Entgegen der Befürchtung des Bevollmächtigten des Antragstellers steht die Formulierung „dauerhaft“ nicht einer zukünftigen positiven Begutachtung entgegen und bedeutet keine „lebenslängliche“ Entziehung. Dies hat eine telefonische Nachfrage bei der Gutachterin auch ausdrücklich bestätigt hat. Ausgangspunkt für die Formulierung „dauerhaft“ war zutreffender Weise lediglich der zum Zeitpunkt des Gutachtens maßgebliche aktuelle Gesundheitszustand des Antragstellers.

2.6. Selbst wenn die Erfolgsaussichten als offen anzusehen wären, geht die zu treffende Ermessensentscheidung des Gerichts zulasten des Antragstellers aus. Zwar ist zu seinen Gunsten zu berücksichtigen, dass mit der sofortigen Durchsetzung der Fahrerlaubnisentziehung ein ganz erheblicher und letztlich nicht wiedergutzumachender Verlust an persönlicher Mobilität für ihn verbunden ist und damit eine durch das Grundrecht der allgemeinen Handlungsfreiheit (Art. 2 Abs. 1 GG) geschützte Rechtsposition tangiert wird. Andererseits darf nicht übersehen werden, dass die vorliegende ärztliche Einschätzung im Einzelnen zumindest beachtliche Zweifel daran weckt, dass der Antragsteller den hohen Anforderungen, die der motorisierte Straßenverkehr an die menschliche Leistungsfähigkeit stellt, aktuell noch hinreichend gewachsen ist. Der Antragsteller leidet an einem angeborenen Herzfehler, der seine allgemeine körperliche Belastungs- und Leistungsfähigkeit erheblich reduziert. Betrachtet man all dies zusammen und berücksichtigt zudem das unkalkulierbare Risiko, das von einem – wie hier möglicherweise – aus gesundheitlichen Gründen ungeeigneten Kraftfahrzeugführer für Leben und Gesundheit anderer Verkehrsteilnehmer ausgeht, erscheint es in Abwägung der widerstreitenden Interessen nicht verantwortbar, dem Antragsteller bis zur definitiven Klärung seiner Fahreignung vorerst die weitere Verkehrsteilnahme zu erlauben.

3. Da somit die sofortige Vollziehung der Entziehung der Fahrerlaubnis der summarischen gerichtlichen Überprüfung standhält, verbleibt es auch bei der in Nr. 2 des streitgegenständlichen Bescheids enthaltenen Verpflichtung, den Führerschein abzuliefern. Diese Verpflichtung findet ihre Rechtsgrundlage in § 3 Abs. 2 Satz 3 StVG, § 47 Abs. 1 FeV.
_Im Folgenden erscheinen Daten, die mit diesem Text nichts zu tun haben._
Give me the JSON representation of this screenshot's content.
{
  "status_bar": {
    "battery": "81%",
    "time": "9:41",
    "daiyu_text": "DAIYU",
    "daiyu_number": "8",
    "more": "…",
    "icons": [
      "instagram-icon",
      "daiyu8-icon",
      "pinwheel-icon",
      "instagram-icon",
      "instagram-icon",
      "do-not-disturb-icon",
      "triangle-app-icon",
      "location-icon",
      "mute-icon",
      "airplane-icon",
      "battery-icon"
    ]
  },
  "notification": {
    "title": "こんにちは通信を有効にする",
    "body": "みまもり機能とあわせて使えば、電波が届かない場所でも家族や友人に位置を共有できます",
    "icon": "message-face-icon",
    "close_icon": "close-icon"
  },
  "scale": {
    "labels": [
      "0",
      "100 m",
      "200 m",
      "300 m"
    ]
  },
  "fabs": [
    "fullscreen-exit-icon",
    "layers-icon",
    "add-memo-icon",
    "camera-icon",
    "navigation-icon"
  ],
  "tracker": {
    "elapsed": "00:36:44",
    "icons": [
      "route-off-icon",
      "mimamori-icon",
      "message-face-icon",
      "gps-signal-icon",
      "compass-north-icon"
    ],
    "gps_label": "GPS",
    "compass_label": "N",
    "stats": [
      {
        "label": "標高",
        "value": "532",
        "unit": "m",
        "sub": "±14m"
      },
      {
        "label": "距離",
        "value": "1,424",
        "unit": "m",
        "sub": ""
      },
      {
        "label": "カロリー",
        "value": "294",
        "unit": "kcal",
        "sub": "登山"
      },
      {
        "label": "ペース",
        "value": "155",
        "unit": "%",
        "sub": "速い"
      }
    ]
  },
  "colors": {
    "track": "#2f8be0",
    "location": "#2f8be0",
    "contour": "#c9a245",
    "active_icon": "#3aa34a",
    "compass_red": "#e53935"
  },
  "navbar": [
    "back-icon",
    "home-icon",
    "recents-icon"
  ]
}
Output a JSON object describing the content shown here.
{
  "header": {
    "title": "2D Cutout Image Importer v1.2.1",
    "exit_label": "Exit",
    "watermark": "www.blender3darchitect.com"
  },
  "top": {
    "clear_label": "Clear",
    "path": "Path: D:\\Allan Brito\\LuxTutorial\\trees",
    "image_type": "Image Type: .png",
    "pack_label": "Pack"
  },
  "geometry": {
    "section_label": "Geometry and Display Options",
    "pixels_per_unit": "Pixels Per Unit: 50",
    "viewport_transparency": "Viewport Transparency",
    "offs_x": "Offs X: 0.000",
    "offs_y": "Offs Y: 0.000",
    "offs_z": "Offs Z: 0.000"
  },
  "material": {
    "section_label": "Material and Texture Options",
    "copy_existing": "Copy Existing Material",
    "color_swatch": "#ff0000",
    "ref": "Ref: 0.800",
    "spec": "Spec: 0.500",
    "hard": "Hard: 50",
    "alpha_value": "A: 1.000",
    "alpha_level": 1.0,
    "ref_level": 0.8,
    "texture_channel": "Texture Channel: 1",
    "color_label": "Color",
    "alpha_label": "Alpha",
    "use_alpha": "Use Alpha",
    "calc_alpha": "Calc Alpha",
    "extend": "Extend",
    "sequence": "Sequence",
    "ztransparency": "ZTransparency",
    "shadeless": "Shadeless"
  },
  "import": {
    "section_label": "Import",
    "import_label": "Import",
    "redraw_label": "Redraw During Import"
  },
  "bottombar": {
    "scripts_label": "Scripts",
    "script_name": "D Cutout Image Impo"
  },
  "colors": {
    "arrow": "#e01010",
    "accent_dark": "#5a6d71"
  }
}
4. Rechtliche Bedenken gegen die in Nr. 3 des Bescheids enthaltene Zwangsgeldandrohung wurden weder vorgetragen noch sind solche sonst ersichtlich. Entsprechend war die aufschiebende Wirkung der Klage gegen diese nicht anzuordnen.

Der Antrag war insgesamt mit der Kostenfolge des § 154 Abs. 1 VwGO abzulehnen.

Die Streitwertfestsetzung ergibt sich aus §§ 53 Abs. 2 Nr. 2, 52 Abs. 1 Gerichtskostengesetz (GKG) i.V.m. Nrn. 1.5 und 46.3 des Streitwertkatalogs für die Verwaltungsgerichtsbarkeit.